A courageous schoolgirl who survived a crash with a pick-up truck has thanked her rescuers.
Lucy Smith was left battling for her life after she was struck down, moments after stepping off a bus in a Perthshire village.
The 15-year-old was catapulted through the air and landed across the street, underneath a parked car.
She spent more than a week in a high dependency hospital unit after worried doctors found bleeding in her brain.
Now exactly one year on, Lucy has made a complete recovery. On Monday, the High School of Dundee student, now 16, visited Scotland’s only charity air ambulance (SCAA) crew at their Perth Airport base to thank them for their heroic role in her rescue.

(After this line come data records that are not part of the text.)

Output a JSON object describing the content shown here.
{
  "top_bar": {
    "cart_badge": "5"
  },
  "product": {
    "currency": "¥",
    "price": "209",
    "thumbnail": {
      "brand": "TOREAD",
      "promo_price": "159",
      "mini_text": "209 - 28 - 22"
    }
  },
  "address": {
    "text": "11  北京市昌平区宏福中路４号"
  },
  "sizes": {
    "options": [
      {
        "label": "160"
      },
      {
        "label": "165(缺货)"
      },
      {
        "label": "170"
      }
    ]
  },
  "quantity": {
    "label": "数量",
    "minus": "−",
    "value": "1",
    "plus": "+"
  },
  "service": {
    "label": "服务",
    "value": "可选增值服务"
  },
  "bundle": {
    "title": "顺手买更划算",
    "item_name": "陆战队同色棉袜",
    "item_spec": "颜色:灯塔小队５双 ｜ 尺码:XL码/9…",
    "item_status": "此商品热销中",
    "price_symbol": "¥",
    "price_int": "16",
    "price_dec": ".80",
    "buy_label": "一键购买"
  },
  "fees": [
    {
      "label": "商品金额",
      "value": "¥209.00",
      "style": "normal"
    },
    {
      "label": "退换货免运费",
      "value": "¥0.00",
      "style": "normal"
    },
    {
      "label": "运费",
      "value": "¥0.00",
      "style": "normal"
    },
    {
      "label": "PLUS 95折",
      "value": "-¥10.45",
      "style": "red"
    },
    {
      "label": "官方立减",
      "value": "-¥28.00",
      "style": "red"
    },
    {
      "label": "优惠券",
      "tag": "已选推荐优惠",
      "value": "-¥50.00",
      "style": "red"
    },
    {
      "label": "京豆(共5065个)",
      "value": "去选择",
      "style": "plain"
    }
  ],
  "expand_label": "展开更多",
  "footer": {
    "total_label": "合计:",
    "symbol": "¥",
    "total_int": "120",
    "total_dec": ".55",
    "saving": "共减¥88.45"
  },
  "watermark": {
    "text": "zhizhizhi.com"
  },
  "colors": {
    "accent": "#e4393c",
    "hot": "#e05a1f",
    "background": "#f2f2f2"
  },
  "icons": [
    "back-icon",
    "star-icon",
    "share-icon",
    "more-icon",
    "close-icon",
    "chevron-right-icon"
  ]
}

Lucy and her parents Euan and Kirsten, who run the MacDonald Arms Hotel at Balbeggie, showed their gratitude with a £2,000 donation. The money was raised through a series of events, including a quiz night and dominoes contest.
The accident happened on June 25 at Kinrossie. Lucy was on her way to youth club when she was hit.
Emergency crews, including SCAA, were on the scene within minutes.
Mr Smith was at his daughter’s side as she lay injured on the road.
“We’ve always supported SCAA, but after seeing the team in action for Lucy we wanted to do more,” he said.
“We got there pretty quickly. It was terrifying, seeing her lying there and feeling so helpless.
“She had serious head injuries, but was conscious and shouting and striking out at the paramedics. It was very distressing to see.”
Although the SCAA was scrambled to the scene, it was decided that Lucy should be taken to hospital by road ambulance because of her highly agitated state.
But because of her severe injuries, a SCAA paramedic travelled alongside her. A member of the Tayside Trauma Team rendezvoused with them on route to Ninewells.
Mr Smith said: “She was later diagnosed with a small bleed to the brain and we were told that the first 48 hours would be critical.
“It was eight days in high dependency before we were allowed home to a long summer of recovery,” said Mr Smith. “It was a huge relief after a very traumatic week.
“We will forever be thankful to everyone who worked so hard to save her that day. The 999 machine is phenomenal when you see it in action – the speed and professionalism of those involved was just amazing. We can’t thank them enough.”
Lucy, who wants to be a dentist when she leaves school, said she knows she has lucky to have come through unscathed. “I have absolutely no memory of the accident,” she said. “I just remember waking up in hospital afterwards.
“It was great to come out and say thank you to SCAA and meet the paramedics who were there on the day.”
David Craig, the charity’s chief executive, said: “We are so pleased that Lucy has made a full recovery and everyone at SCAA was delighted to see the family.
“It’s very humbling that despite the traumatic course of events, the family have thought about others and raised a fantastic sum of money which will help keep SCAA flying.”